De repente bateu uma rajada de vento um pouco mais forte que arremessou a veneziana, uma peça de madeira colocada do lado de fora da janela para escurecer o ambiente, contra a janela do quarto onde dormia fazendo um ecoar um barulho ensurdecedor. E ele logo pensou que era um fantasma querendo entrar no dormitório.
Sem pensar duas vezes, deu um pulo da cama e foi direto ao quarto de seu amigo, acordando-o:
- Daniel! Daniel! Acho que eu vi um fantasma!!
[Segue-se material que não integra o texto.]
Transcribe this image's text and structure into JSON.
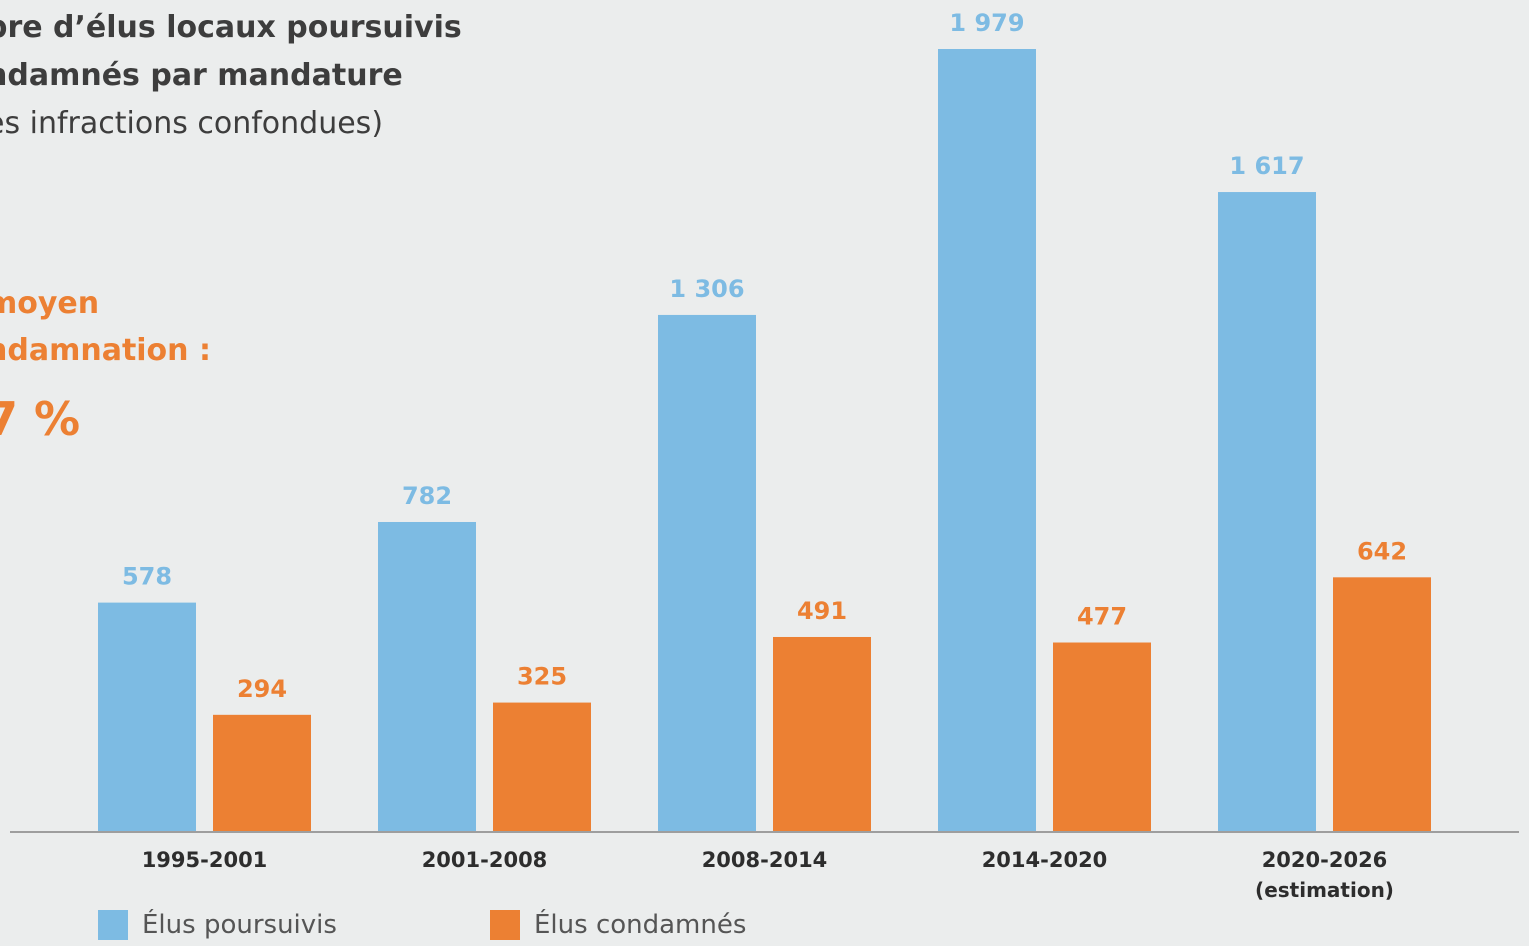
{
  "header": {
    "title_line1": "bre d’élus locaux poursuivis",
    "title_line2": "ndamnés par mandature",
    "title_line3": "es infractions confondues)"
  },
  "rate": {
    "line1": "moyen",
    "line2": "ndamnation :",
    "value": "7 %"
  },
  "colors": {
    "poursuivis": "#7dbbe3",
    "condamnes": "#ec8033",
    "axis": "#9e9e9e",
    "tick_text": "#2d2d2d"
  },
  "chart_data": {
    "type": "bar",
    "categories": [
      "1995-2001",
      "2001-2008",
      "2008-2014",
      "2014-2020",
      "2020-2026\n(estimation)"
    ],
    "series": [
      {
        "name": "Élus poursuivis",
        "values": [
          578,
          782,
          1306,
          1979,
          1617
        ],
        "labels": [
          "578",
          "782",
          "1 306",
          "1 979",
          "1 617"
        ]
      },
      {
        "name": "Élus condamnés",
        "values": [
          294,
          325,
          491,
          477,
          642
        ],
        "labels": [
          "294",
          "325",
          "491",
          "477",
          "642"
        ]
      }
    ],
    "ylim": [
      0,
      1979
    ],
    "grid": false,
    "legend": "bottom-left"
  }
}
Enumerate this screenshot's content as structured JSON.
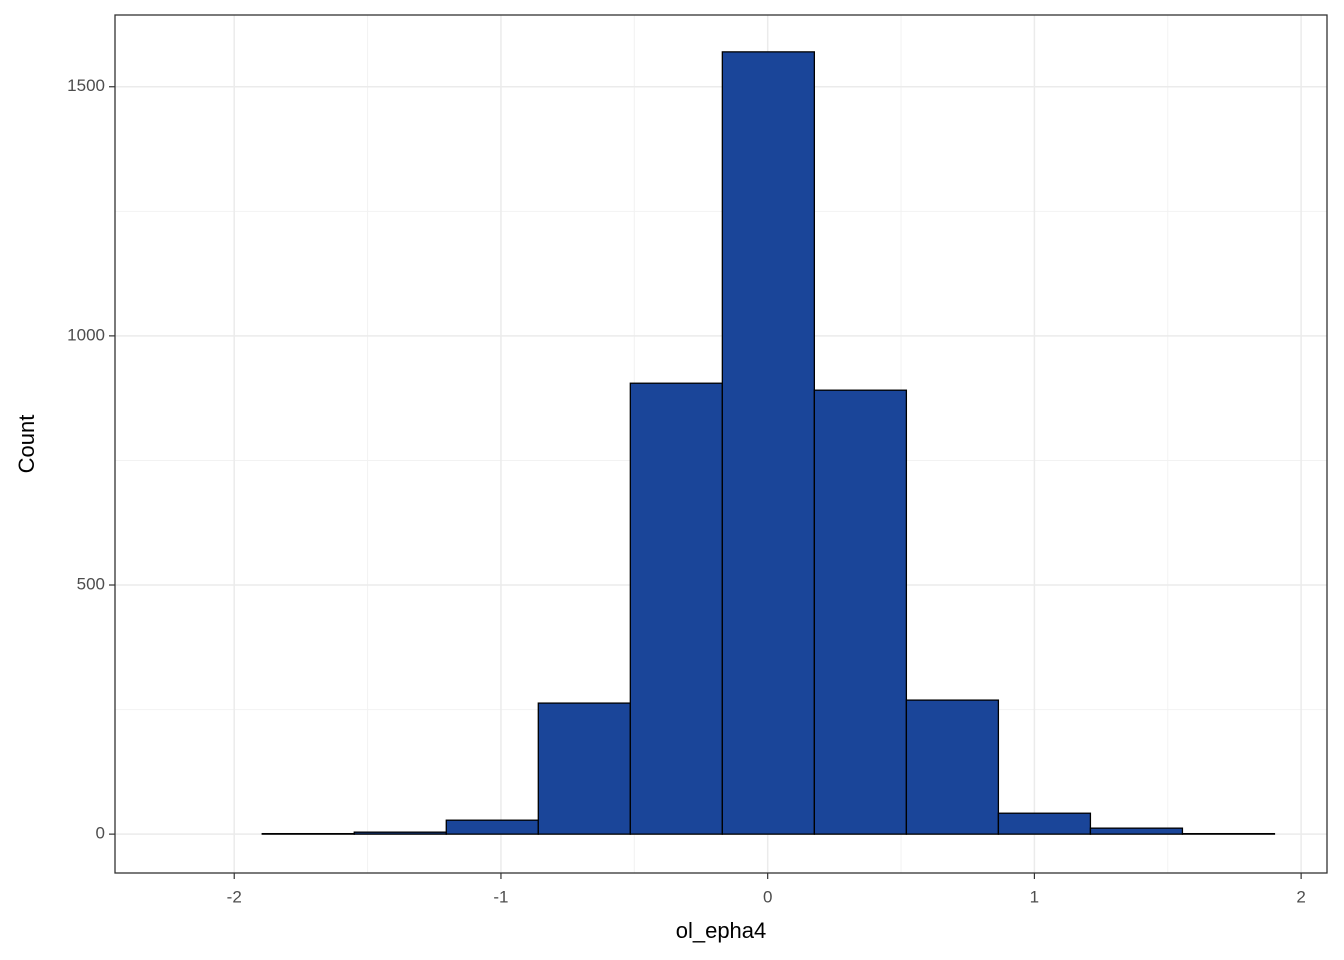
{
  "chart_data": {
    "type": "histogram",
    "x_label": "ol_epha4",
    "y_label": "Count",
    "bins": [
      -2.24,
      -1.895,
      -1.55,
      -1.205,
      -0.86,
      -0.515,
      -0.17,
      0.175,
      0.52,
      0.865,
      1.21,
      1.555,
      1.9
    ],
    "values": [
      0,
      1,
      4,
      28,
      263,
      905,
      1570,
      891,
      269,
      42,
      12,
      1
    ],
    "color": "#1a4599",
    "xlim": [
      -2.447,
      2.097
    ],
    "ylim": [
      -78,
      1644
    ],
    "xticks": [
      -2,
      -1,
      0,
      1,
      2
    ],
    "yticks": [
      0,
      500,
      1000,
      1500
    ],
    "grid": true
  }
}
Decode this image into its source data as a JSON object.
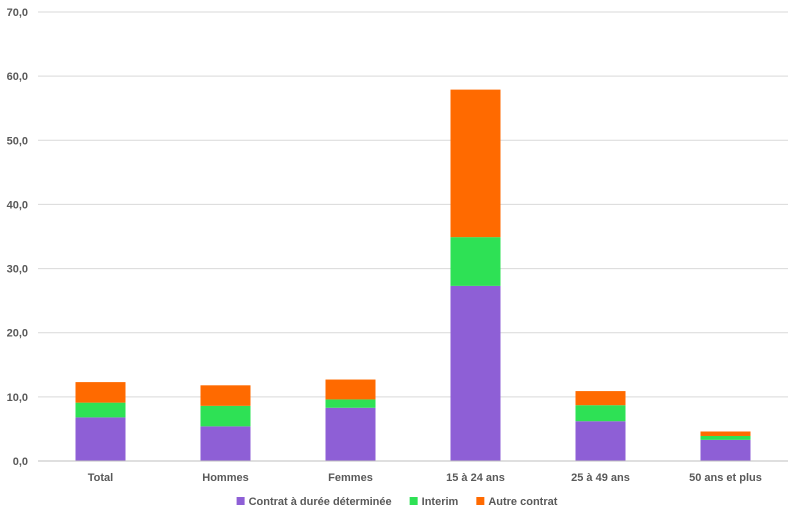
{
  "chart_data": {
    "type": "bar",
    "stacked": true,
    "categories": [
      "Total",
      "Hommes",
      "Femmes",
      "15 à 24 ans",
      "25 à 49 ans",
      "50 ans et plus"
    ],
    "series": [
      {
        "name": "Contrat à durée déterminée",
        "color": "#8e5fd6",
        "values": [
          6.8,
          5.4,
          8.3,
          27.3,
          6.2,
          3.3
        ]
      },
      {
        "name": "Interim",
        "color": "#2ee155",
        "values": [
          2.3,
          3.2,
          1.3,
          7.6,
          2.5,
          0.6
        ]
      },
      {
        "name": "Autre contrat",
        "color": "#ff6a00",
        "values": [
          3.2,
          3.2,
          3.1,
          23.0,
          2.2,
          0.7
        ]
      }
    ],
    "ylim": [
      0,
      70
    ],
    "yticks": [
      "0,0",
      "10,0",
      "20,0",
      "30,0",
      "40,0",
      "50,0",
      "60,0",
      "70,0"
    ],
    "grid": true,
    "legend_position": "bottom"
  }
}
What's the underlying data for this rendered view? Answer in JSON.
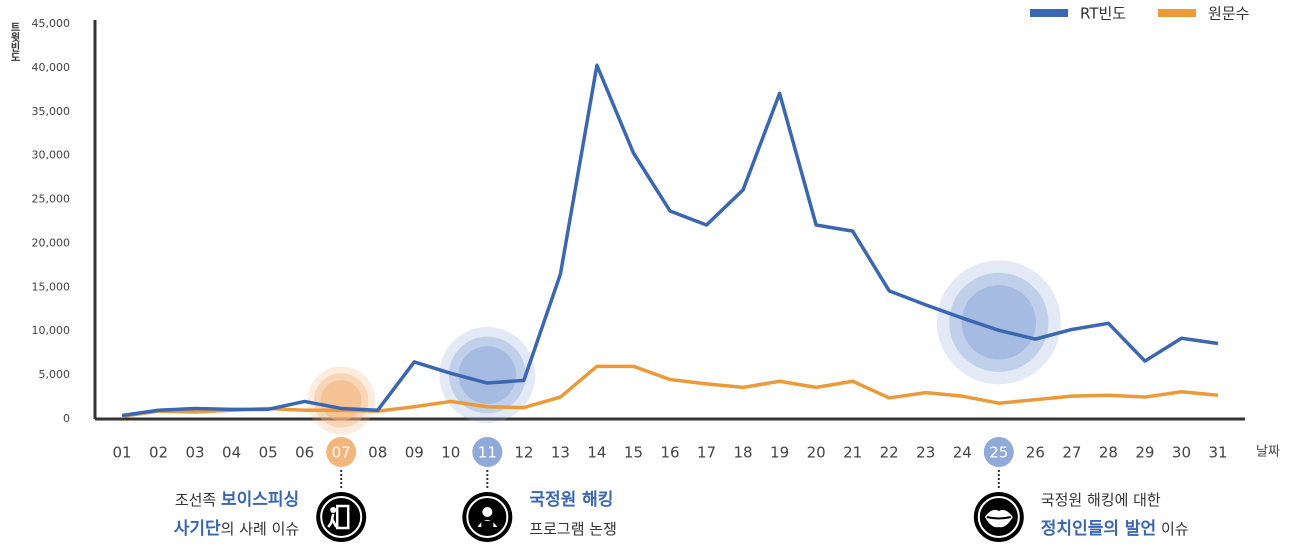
{
  "chart_data": {
    "type": "line",
    "y_label": "트윗빈도",
    "x_label": "날짜",
    "categories": [
      "01",
      "02",
      "03",
      "04",
      "05",
      "06",
      "07",
      "08",
      "09",
      "10",
      "11",
      "12",
      "13",
      "14",
      "15",
      "16",
      "17",
      "18",
      "19",
      "20",
      "21",
      "22",
      "23",
      "24",
      "25",
      "26",
      "27",
      "28",
      "29",
      "30",
      "31"
    ],
    "series": [
      {
        "name": "RT빈도",
        "color": "#3a67b0",
        "values": [
          400,
          1000,
          1200,
          1100,
          1100,
          2000,
          1200,
          1000,
          6500,
          5200,
          4100,
          4400,
          16500,
          40300,
          30300,
          23700,
          22100,
          26100,
          37100,
          22100,
          21400,
          14600,
          13000,
          11500,
          10100,
          9100,
          10200,
          10900,
          6600,
          9200,
          8600
        ]
      },
      {
        "name": "원문수",
        "color": "#eb9a3a",
        "values": [
          300,
          900,
          800,
          1000,
          1200,
          1000,
          1000,
          900,
          1400,
          2000,
          1400,
          1300,
          2500,
          6000,
          6000,
          4500,
          4000,
          3600,
          4300,
          3600,
          4300,
          2400,
          3000,
          2600,
          1800,
          2200,
          2600,
          2700,
          2500,
          3100,
          2700
        ]
      }
    ],
    "ylim": [
      0,
      45000
    ],
    "yticks": [
      0,
      {
        "value": 5000,
        "label": "5,000"
      },
      {
        "value": 10000,
        "label": "10,000"
      },
      {
        "value": 15000,
        "label": "15,000"
      },
      {
        "value": 20000,
        "label": "20,000"
      },
      {
        "value": 25000,
        "label": "25,000"
      },
      {
        "value": 30000,
        "label": "30,000"
      },
      {
        "value": 35000,
        "label": "35,000"
      },
      {
        "value": 40000,
        "label": "40,000"
      },
      {
        "value": 45000,
        "label": "45,000"
      }
    ],
    "legend": "top-right",
    "annotations": [
      {
        "category_index": 6,
        "color": "#f3b57b",
        "align": "right",
        "lines": [
          [
            {
              "text": "조선족 ",
              "emphasis": false
            },
            {
              "text": "보이스피싱",
              "emphasis": true
            }
          ],
          [
            {
              "text": "사기단",
              "emphasis": true
            },
            {
              "text": "의 사례 이슈",
              "emphasis": false
            }
          ]
        ]
      },
      {
        "category_index": 10,
        "color": "#8fa9d9",
        "align": "left",
        "lines": [
          [
            {
              "text": "국정원 해킹",
              "emphasis": true
            }
          ],
          [
            {
              "text": "프로그램 논쟁",
              "emphasis": false
            }
          ]
        ]
      },
      {
        "category_index": 24,
        "color": "#8fa9d9",
        "align": "left",
        "lines": [
          [
            {
              "text": "국정원 해킹에 대한",
              "emphasis": false
            }
          ],
          [
            {
              "text": "정치인들의 발언",
              "emphasis": true
            },
            {
              "text": " 이슈",
              "emphasis": false
            }
          ]
        ]
      }
    ]
  }
}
O anfitrião quis dar uma gargalhada mas como viu seu amigo com medo, olhos arregalado e assustado, respondeu:
- Não seja bobo. Nessa casa não tem fantasma…
- Eu acho que tem. Posso dormir no teu quarto ?
- Só não na minha cama, está bem ? - respondeu o Daniel.
- Deixe que eu me viro.?Dormirei no chão!
E assim passou a noite e o dia seguinte amanheceu com réstias de sol entrando pelo quarto onde tinham dormido os dois “homens da lei”. O primeiro que acordou foi o Daniel que viu seu amigo e colega, todo espremido , dormindo dentro do pequeno berço com as pernas saindo pelas grades do móvel.
Este fato foi verídico e ficou fazendo parte da história do Ministério Público. E o Daniel não cansava de contar para quem quisesse ouvir. O visitante hoje é um dinâmico Procurador de Justiça que nega peremptoriamente o fato. Embora admita que dormiu num velho casario assombrado, em São Mateus do Sul …
“Quem nunca sentiu medo de duas uma : ou morreu ou é um grande mentiroso. Pois o medo faz parte do enredo da vida de cada indivíduo. Daí a verdade inconteste de que : “ quem tem (…) tem medo!”